17 March 2013

Boiled dinner, anyone? New England style...

On Saint Paddy's Day, it's tough not to be a wee bit "Irish".. though I'm not quite sure where the 'New England' fits into 'Boiled Dinner'.  Salted beef or  corned beef, carrots, potatoes, and cabbage might have been 'cold' stored in ground cellars through the winter months and pulled out for a 'hearty' meal this time of year... I would guess the 'Irish' boiled dinner is a staple as winter wanes, the hills begin to turn emerald green, the mists lift, skies clear, and the sun comes out.

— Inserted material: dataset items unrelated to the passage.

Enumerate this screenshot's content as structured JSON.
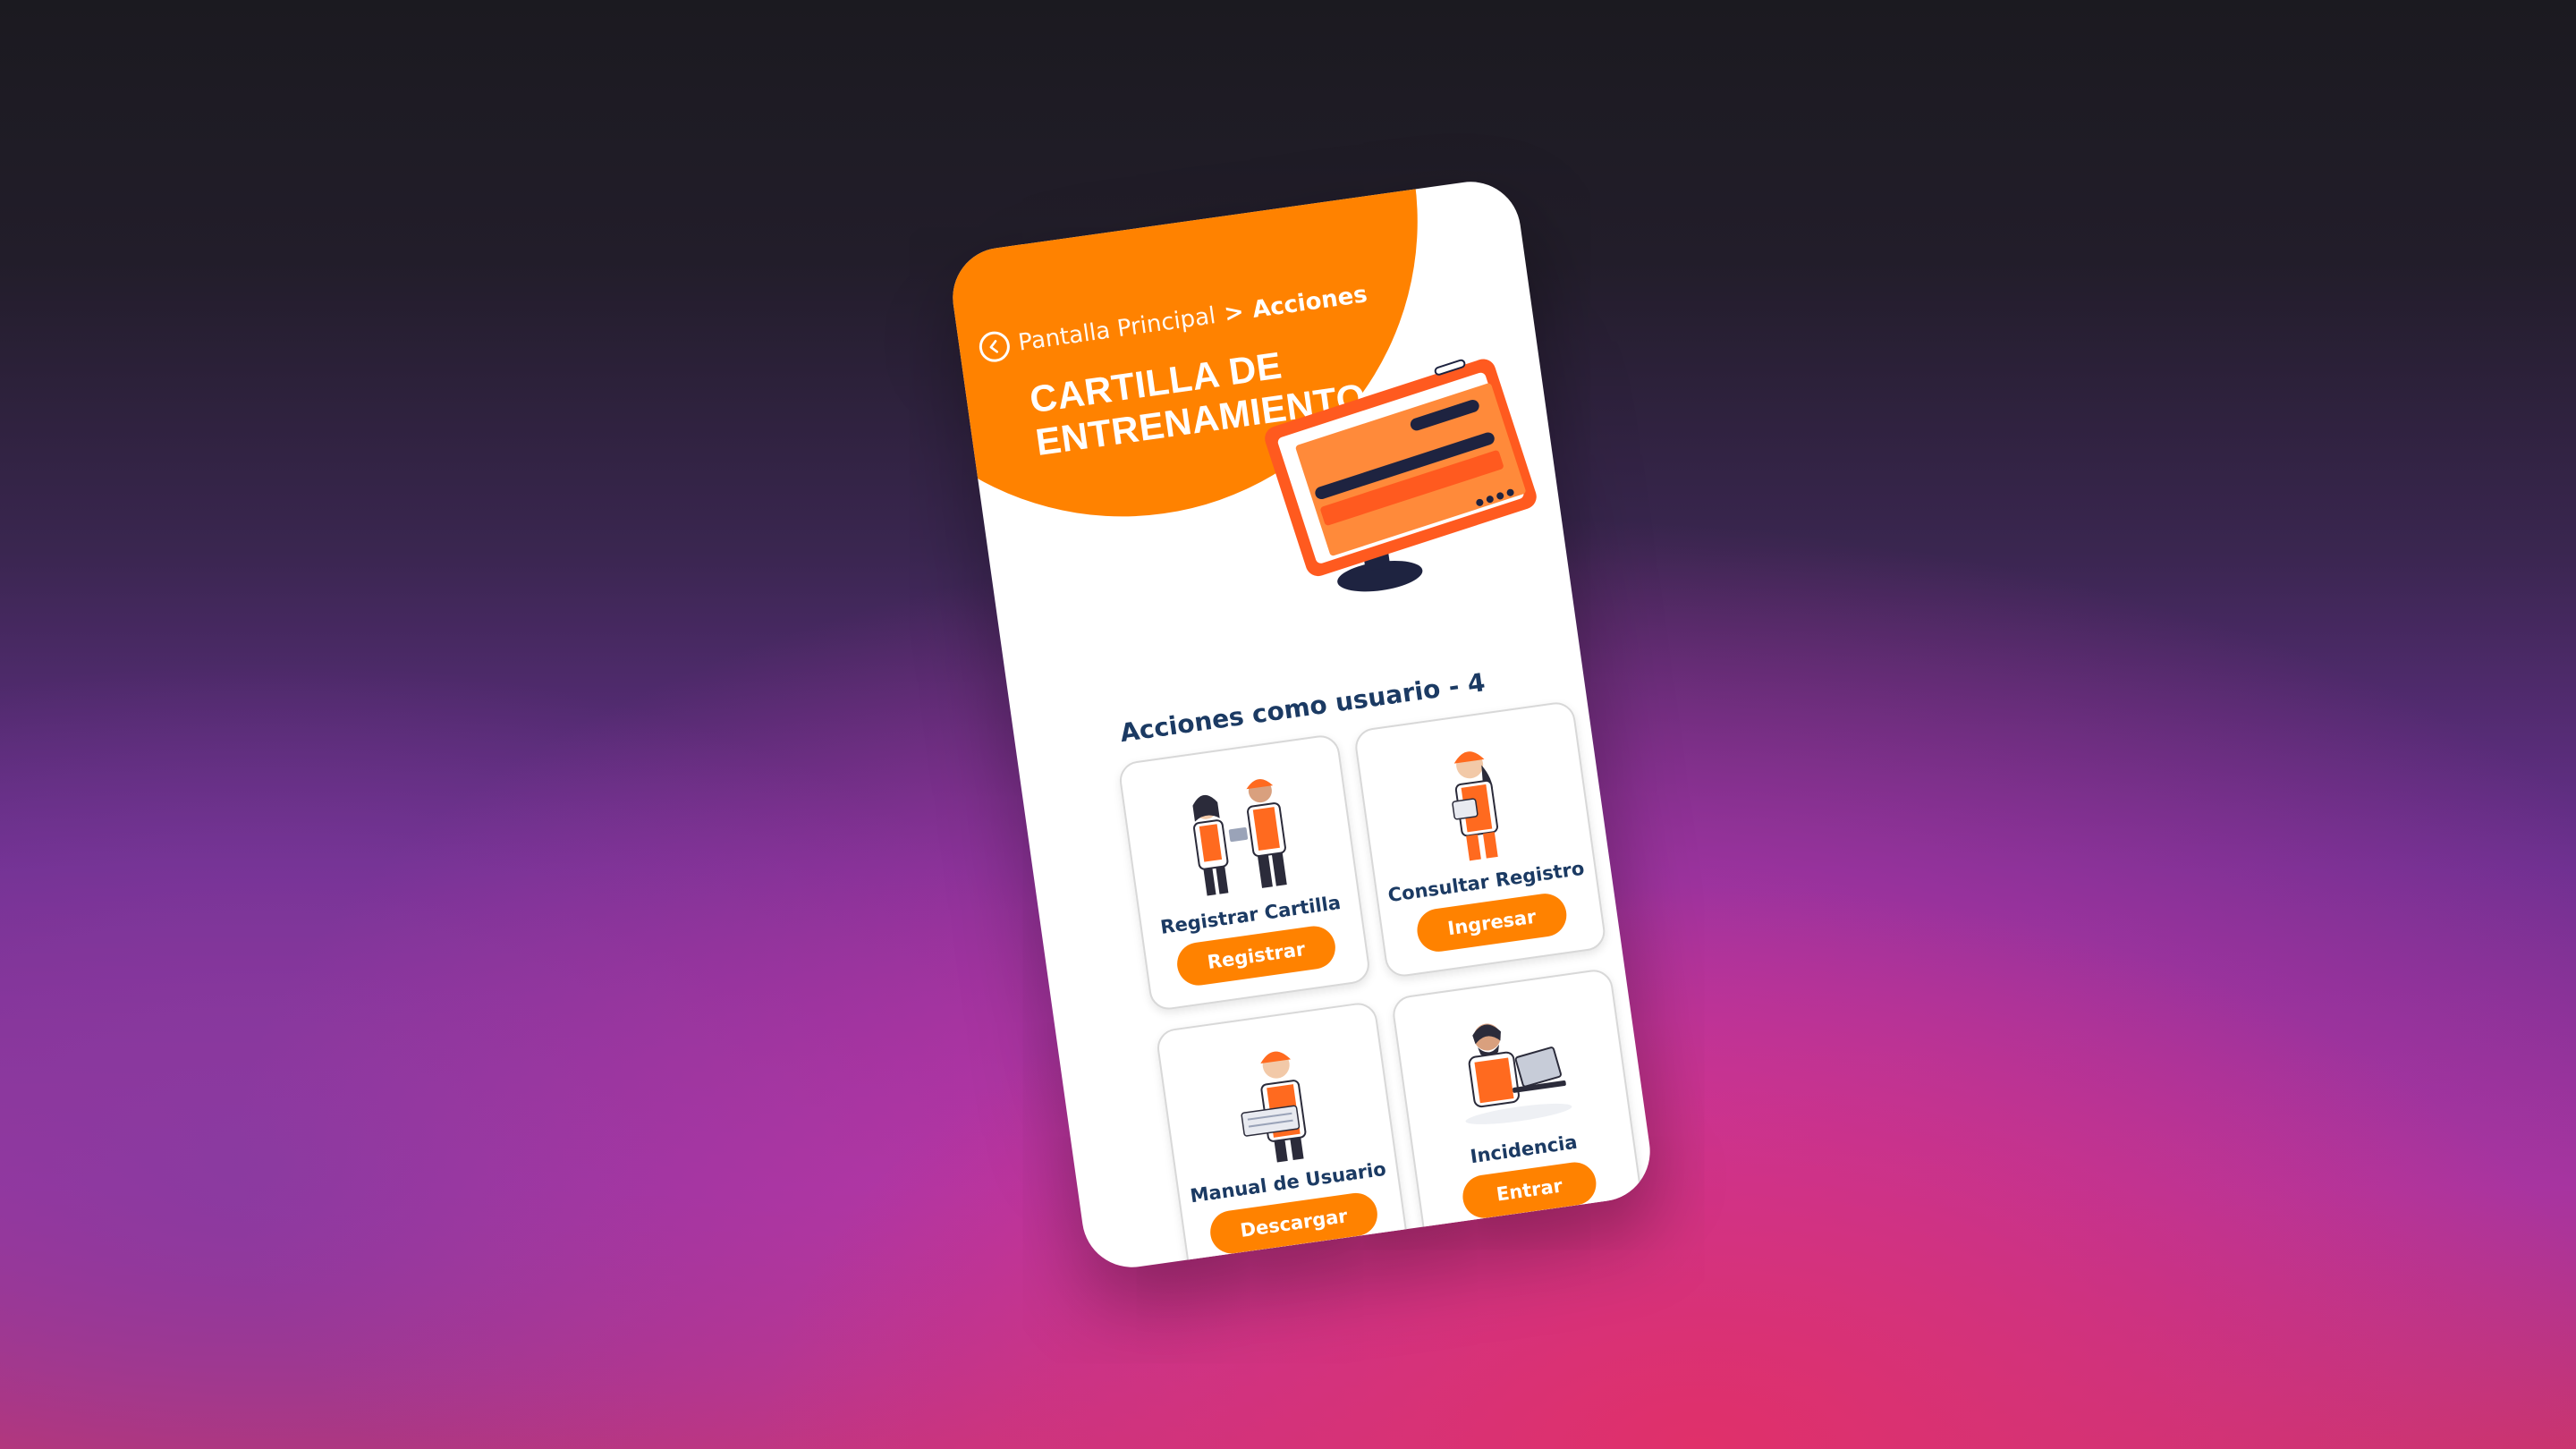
{
  "colors": {
    "accent": "#ff8200",
    "navy": "#1b3a63",
    "card_border": "#d8d8d8"
  },
  "breadcrumb": {
    "back_icon": "chevron-left-icon",
    "home": "Pantalla Principal",
    "separator": ">",
    "current": "Acciones"
  },
  "header": {
    "title_line1": "CARTILLA DE",
    "title_line2": "ENTRENAMIENTO"
  },
  "section": {
    "title": "Acciones como usuario - 4"
  },
  "cards": [
    {
      "label": "Registrar Cartilla",
      "button": "Registrar",
      "illustration": "two-workers-icon"
    },
    {
      "label": "Consultar Registro",
      "button": "Ingresar",
      "illustration": "worker-clipboard-icon"
    },
    {
      "label": "Manual de Usuario",
      "button": "Descargar",
      "illustration": "worker-manual-icon"
    },
    {
      "label": "Incidencia",
      "button": "Entrar",
      "illustration": "worker-laptop-icon"
    }
  ]
}
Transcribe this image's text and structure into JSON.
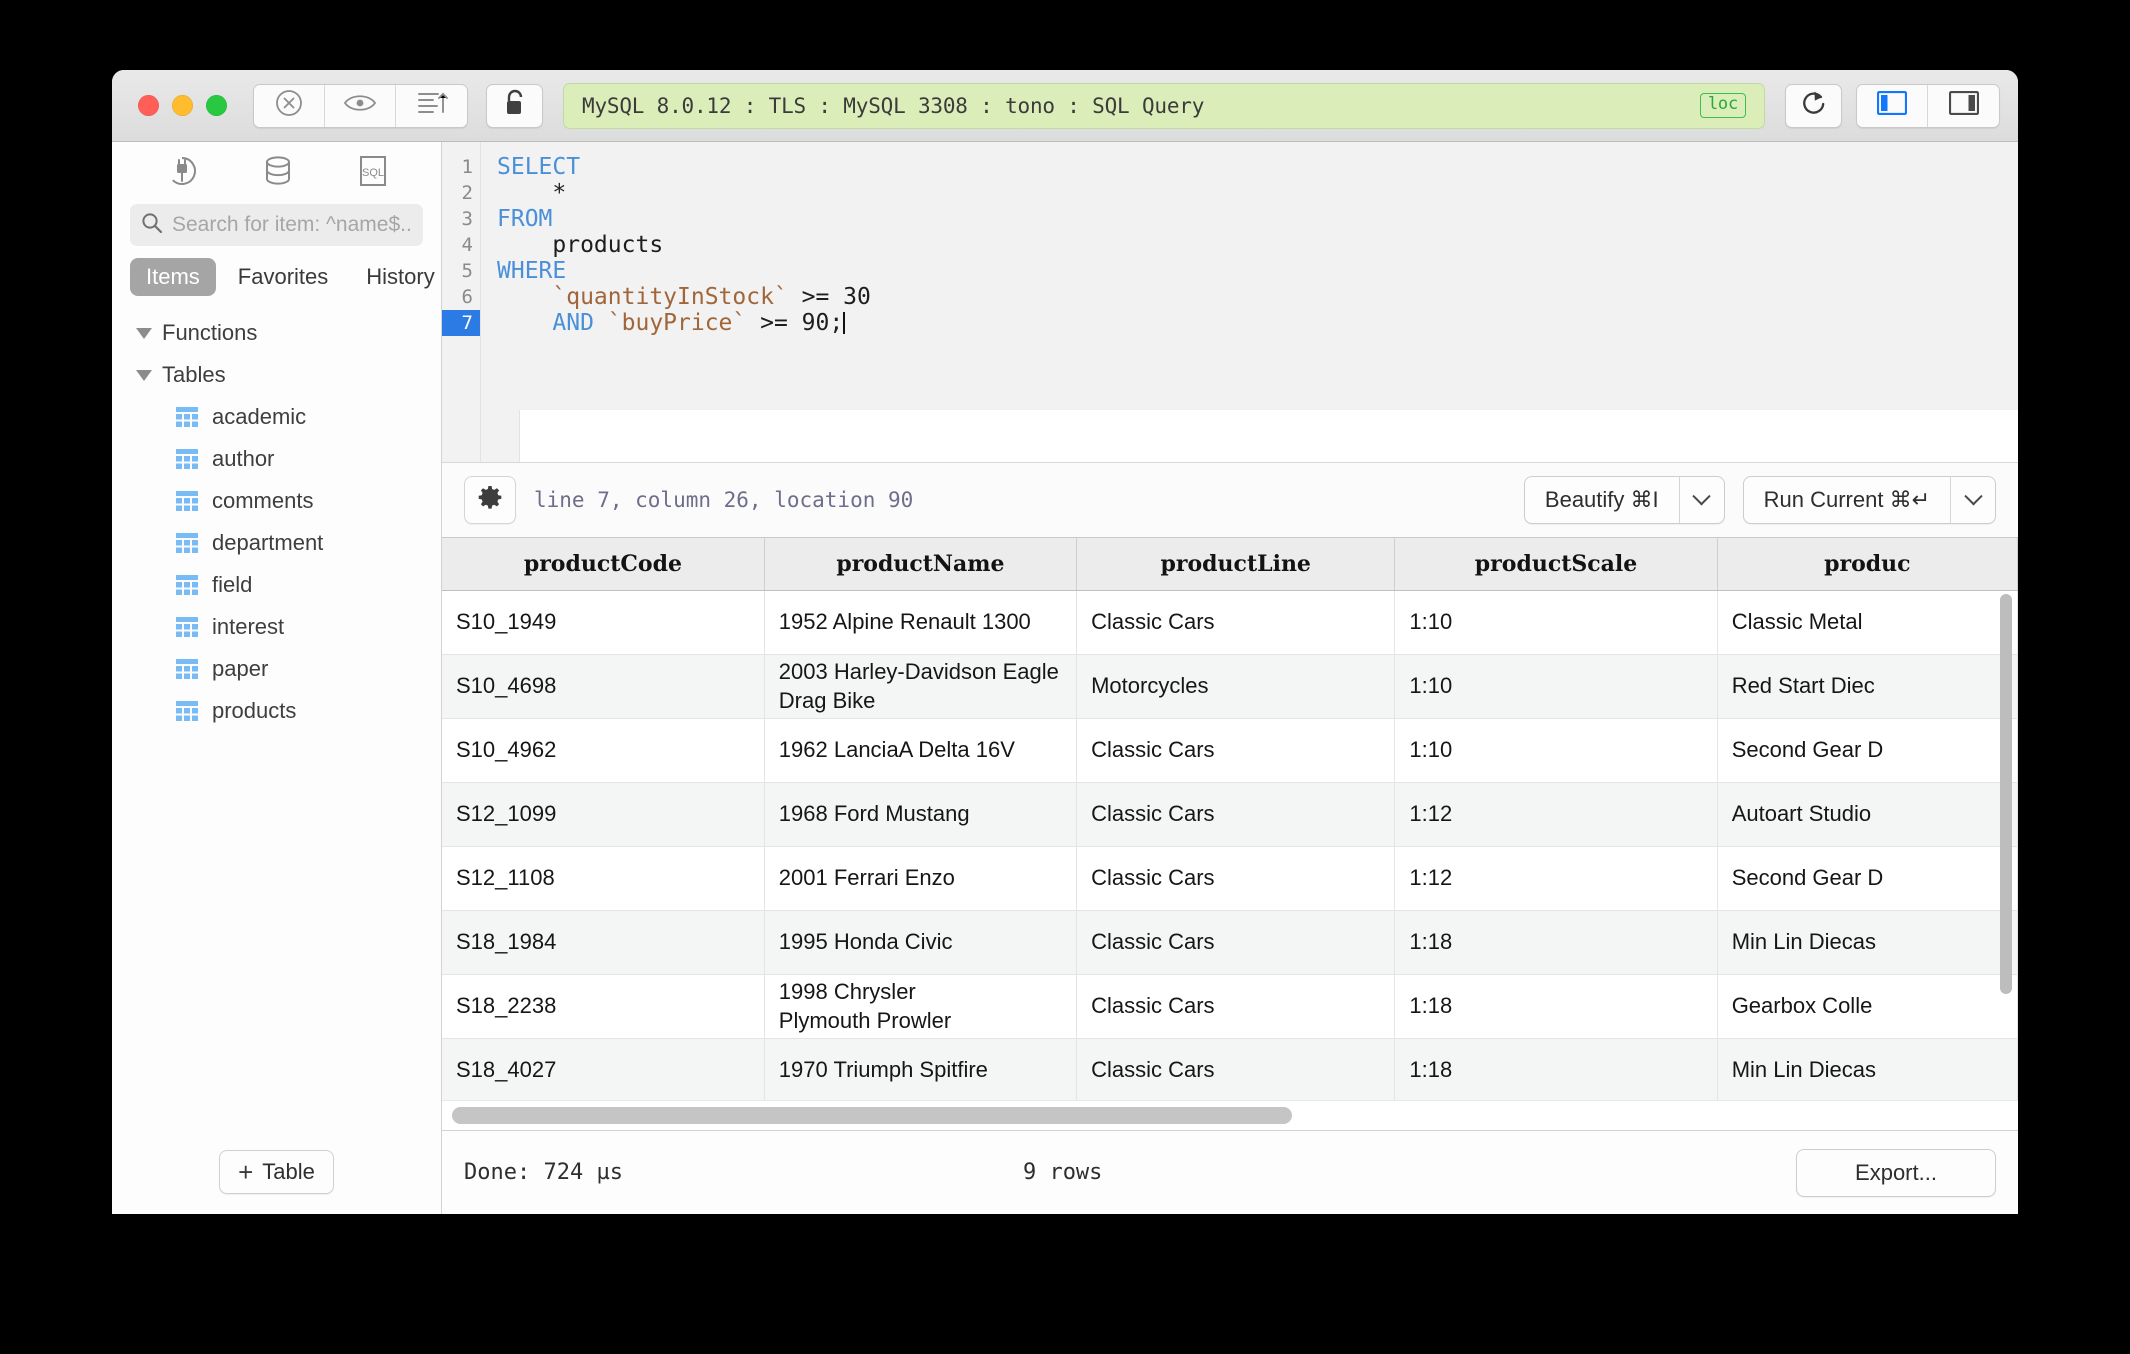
{
  "window": {
    "title": "MySQL 8.0.12 : TLS : MySQL 3308 : tono : SQL Query",
    "loc_badge": "loc",
    "title_bg": "#dbeeba",
    "accent": "#2c7be5"
  },
  "titlebar": {
    "buttons": [
      {
        "name": "cancel-icon",
        "label": ""
      },
      {
        "name": "eye-icon",
        "label": ""
      },
      {
        "name": "sort-ascending-icon",
        "label": ""
      }
    ],
    "lock_label": "",
    "refresh_label": "",
    "left_panel_toggle": "",
    "right_panel_toggle": ""
  },
  "sidebar": {
    "icons": [
      "plug-icon",
      "database-icon",
      "sql-file-icon"
    ],
    "search": {
      "placeholder": "Search for item: ^name$...",
      "value": ""
    },
    "tabs": [
      {
        "label": "Items",
        "active": true
      },
      {
        "label": "Favorites",
        "active": false
      },
      {
        "label": "History",
        "active": false
      }
    ],
    "groups": [
      {
        "label": "Functions",
        "expanded": true,
        "items": []
      },
      {
        "label": "Tables",
        "expanded": true,
        "items": [
          "academic",
          "author",
          "comments",
          "department",
          "field",
          "interest",
          "paper",
          "products"
        ]
      }
    ],
    "add_table_label": "Table",
    "add_table_plus": "+"
  },
  "editor": {
    "line_numbers": [
      "1",
      "2",
      "3",
      "4",
      "5",
      "6",
      "7"
    ],
    "current_line": 7,
    "lines": [
      {
        "n": 1,
        "text": "SELECT"
      },
      {
        "n": 2,
        "text": "    *"
      },
      {
        "n": 3,
        "text": "FROM"
      },
      {
        "n": 4,
        "text": "    products"
      },
      {
        "n": 5,
        "text": "WHERE"
      },
      {
        "n": 6,
        "text": "    `quantityInStock` >= 30"
      },
      {
        "n": 7,
        "text": "    AND `buyPrice` >= 90;"
      }
    ],
    "tokens": {
      "kw_select": "SELECT",
      "star": "    *",
      "kw_from": "FROM",
      "tbl_products": "    products",
      "kw_where": "WHERE",
      "l6_indent": "    ",
      "l6_ident": "`quantityInStock`",
      "l6_rest": " >= 30",
      "l7_indent": "    ",
      "l7_and": "AND",
      "l7_ident": " `buyPrice`",
      "l7_rest": " >= 90;"
    }
  },
  "editor_toolbar": {
    "gear": "gear-icon",
    "position": "line 7, column 26, location 90",
    "beautify_label": "Beautify ⌘I",
    "run_label": "Run Current ⌘↵"
  },
  "results": {
    "columns": [
      "productCode",
      "productName",
      "productLine",
      "productScale",
      "produc"
    ],
    "rows": [
      [
        "S10_1949",
        "1952 Alpine Renault 1300",
        "Classic Cars",
        "1:10",
        "Classic Metal"
      ],
      [
        "S10_4698",
        "2003 Harley-Davidson Eagle\nDrag Bike",
        "Motorcycles",
        "1:10",
        "Red Start Diec"
      ],
      [
        "S10_4962",
        "1962 LanciaA Delta 16V",
        "Classic Cars",
        "1:10",
        "Second Gear D"
      ],
      [
        "S12_1099",
        "1968 Ford Mustang",
        "Classic Cars",
        "1:12",
        "Autoart Studio"
      ],
      [
        "S12_1108",
        "2001 Ferrari Enzo",
        "Classic Cars",
        "1:12",
        "Second Gear D"
      ],
      [
        "S18_1984",
        "1995 Honda Civic",
        "Classic Cars",
        "1:18",
        "Min Lin Diecas"
      ],
      [
        "S18_2238",
        "1998 Chrysler\nPlymouth Prowler",
        "Classic Cars",
        "1:18",
        "Gearbox Colle"
      ],
      [
        "S18_4027",
        "1970 Triumph Spitfire",
        "Classic Cars",
        "1:18",
        "Min Lin Diecas"
      ]
    ]
  },
  "status": {
    "done": "Done: 724 µs",
    "rows": "9 rows",
    "export_label": "Export..."
  }
}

In our house when I was  a kid, New England style boiled dinner was a kind of staple, too, and not necessarily reserved for St.Paddy's day. Back then, it was an inexpensive meal and could be cooked all in one pot over the course of some hours...

By virtue of our heritage, we are not Irish.  My dad was a staunch Scot, so when it came to St. Patrick's Day, he would recognize the day by wearing orange instead of green. He had an orange tie for the occasion, too. I suppose it set him apart from others in his office. 

My sis and I were having a conversation last weekend... and she wanted to know what 'holiday' was coming up that everyone wanted to have a 'boiled dinner'... and I remarked ... Saint Patrick's' Day!

Then my sis commented she disliked mushy veggies...Frankly, I'm not a fan of 'mushy' veggies either. I'd prefer to 'mush' them myself... I can remember Mum's boiled dinner usually acquired mushy veggies in the process of the 'all in one pot' cooking method.

When I thought about doing this post... I thought of my sis and her 'mushy veggies comment'. Hey, sis? My veggies are not mushy! And everything was cooked in the same pot! It was delish too! The corned beef was not overly salty either...

So, it is Saint Patrick's Day... celebrations abound... Green beer (please consume responsibly), and eat some 'boiled' dinner, too! It's a hearty filling meal that takes the edge off the dreary cold late winter weather... and, spring is just round the corner.


  1. When the first person cooked a boiled dinner his intention was to de-salinize the saltiness of the corned beef. The term "corned" referred to the size of the salt nuggets used to cure the beef because of its perishable nature. The vegetables used were, as you said, what was handy. A carrot, onion and potato would keep for a few months in a cool dry place and a cabbage likes to grow in cool temperatures. So those vegetables would be available at any time to add to the pot with the salted beef.
    I am positive that at no time did the first cook ever add his precious vegetables any time before the meat was properly de-salted.
    That first cook was certainly aware of what result a pot of hot water would do to a vegetable. I think this small bit of information was totally lost on JoAnn.

    1. Thank you for the interesting tidbit of info ... I didn't know that! As for the JoAnn part? Well, you're probably right about that!